FINE NEEDLE ASPIRATION AND PARATHORMONE (PTH) MEASUREMENT IN THE RINSE MATERIAL – USEFULNESS AND INDICATION

Ultrasound-guided fine-needle aspiration (FNA) with cytology and PTH measurement should be considered when an abnormality of uncertain nature is identified on ultrasonography, especially when sestamibi scintigraphy is negative. PTH analysis in rinse material obtained from FNA may be useful to discriminate thyroid nodules from enlarged parathyroid glands (especially in cases of nondiagnostic cytology) and to facilitate preoperative localization. Specificity and sensitivity of this technique range from 90 to 100 %. Results of PTH measurement in rinse material should be compared with serum PTH levels, since an elevated PTH in the serum could falsely elevate PTH in the washout material if the rinse is contaminated with blood.

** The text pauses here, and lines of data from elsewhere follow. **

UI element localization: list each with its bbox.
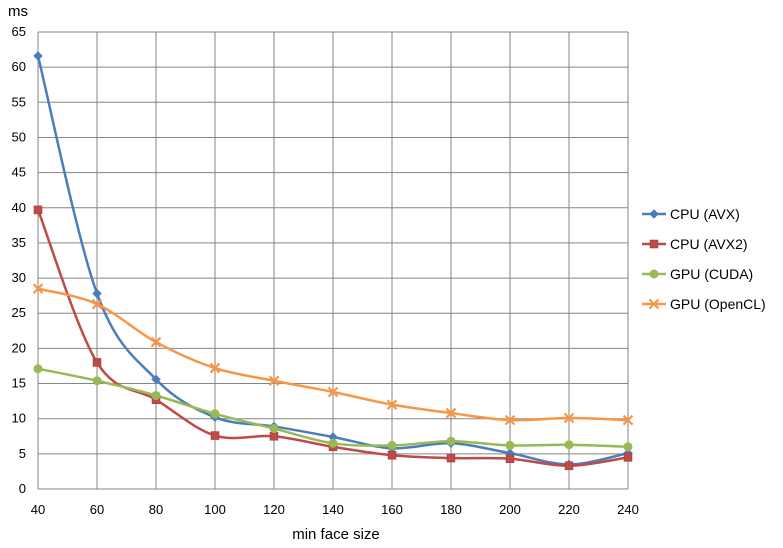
- y-tick-label: 65: [12, 24, 26, 39]
- legend-label: CPU (AVX2): [670, 236, 748, 252]
- legend-item: CPU (AVX): [642, 206, 740, 222]
- data-point-series-2: [446, 453, 456, 463]
- y-tick-label: 55: [12, 94, 26, 109]
- x-tick-label: 200: [499, 502, 521, 517]
- data-point-series-3: [387, 440, 397, 450]
- legend-marker: [649, 269, 659, 279]
- y-tick-labels: 0 5 10 15 20 25 30 35 40 45 50 55 60 65: [12, 24, 26, 496]
- x-tick-label: 180: [440, 502, 462, 517]
- data-point-series-1: [92, 288, 102, 299]
- data-point-series-3: [92, 376, 102, 386]
- data-point-series-2: [210, 431, 220, 440]
- y-tick-label: 20: [12, 340, 26, 355]
- data-point-series-2: [623, 453, 633, 462]
- y-tick-label: 15: [12, 376, 26, 391]
- data-point-series-2: [269, 432, 279, 441]
- data-point-series-3: [210, 409, 220, 419]
- legend: CPU (AVX) CPU (AVX2) GPU (CUDA) GPU (OpenCL…: [642, 206, 766, 312]
- series-line-2: [36, 208, 630, 468]
- data-point-series-4: [91, 298, 103, 310]
- legend-label: GPU (OpenCL): [670, 296, 766, 312]
- y-tick-label: 10: [12, 411, 26, 426]
- legend-marker: [649, 209, 659, 219]
- legend-item: CPU (AVX2): [642, 236, 748, 252]
- legend-label: CPU (AVX): [670, 206, 740, 222]
- data-point-series-4: [209, 362, 221, 374]
- data-point-series-3: [564, 440, 574, 450]
- data-point-series-3: [446, 436, 456, 446]
- data-point-series-2: [92, 358, 102, 367]
- y-axis-title: ms: [8, 3, 28, 20]
- x-tick-label: 140: [322, 502, 344, 517]
- data-point-series-2: [505, 454, 515, 464]
- data-point-series-3: [328, 438, 338, 448]
- data-point-series-4: [32, 283, 44, 294]
- x-axis-title: min face size: [292, 526, 380, 543]
- y-tick-label: 0: [19, 481, 26, 496]
- y-tick-label: 25: [12, 305, 26, 320]
- axes: [37, 32, 628, 490]
- data-point-series-1: [33, 51, 43, 61]
- data-point-series-2: [33, 205, 43, 215]
- data-point-series-3: [151, 390, 161, 400]
- x-tick-label: 60: [90, 502, 104, 517]
- x-tick-label: 100: [204, 502, 226, 517]
- x-tick-label: 240: [617, 502, 639, 517]
- y-tick-label: 30: [12, 270, 26, 285]
- data-point-series-3: [269, 424, 279, 434]
- y-tick-label: 60: [12, 59, 26, 74]
- data-point-series-4: [504, 414, 516, 426]
- data-point-series-2: [387, 451, 397, 460]
- data-point-series-4: [150, 336, 162, 348]
- x-tick-label: 220: [558, 502, 580, 517]
- data-point-series-4: [268, 375, 280, 387]
- y-tick-label: 35: [12, 235, 26, 250]
- data-point-series-1: [151, 374, 161, 385]
- legend-item: GPU (CUDA): [642, 266, 753, 282]
- legend-item: GPU (OpenCL): [642, 296, 766, 312]
- x-tick-label: 80: [149, 502, 163, 517]
- data-point-series-3: [505, 440, 515, 450]
- data-point-series-4: [327, 386, 339, 398]
- legend-marker: [649, 239, 659, 249]
- data-point-series-2: [564, 461, 574, 471]
- data-point-series-3: [623, 442, 633, 452]
- y-tick-label: 50: [12, 129, 26, 144]
- legend-marker: [648, 298, 660, 310]
- data-point-series-4: [445, 407, 457, 419]
- x-tick-label: 160: [381, 502, 403, 517]
- y-tick-label: 40: [12, 200, 26, 215]
- legend-label: GPU (CUDA): [670, 266, 753, 282]
- y-tick-label: 5: [19, 446, 26, 461]
- y-tick-label: 45: [12, 165, 26, 180]
- data-point-series-4: [622, 414, 634, 426]
- data-point-series-4: [563, 412, 575, 424]
- series-markers: [32, 51, 634, 471]
- x-tick-label: 40: [31, 502, 45, 517]
- data-point-series-3: [33, 364, 43, 374]
- x-tick-labels: 40 60 80 100 120 140 160 180 200 220 240: [31, 502, 639, 517]
- data-point-series-4: [386, 399, 398, 410]
- x-tick-label: 120: [263, 502, 285, 517]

Obviously, in these cases, only PTH values significantly higher than the serum should be considered as true positives. PTH < 100 pg/mL indicates the absence of PTH-secreting tissue at the biopsied site. PTH> 100 pg/mL indicates the presence of PTH-secreting tissue at the site biopsied or along the needle track. Results depend on accurate sampling and the total needle wash volume (each FNA needle from a single biopsied are should be washed with a very small amount of normal saline (0.1 to 0.5 mL).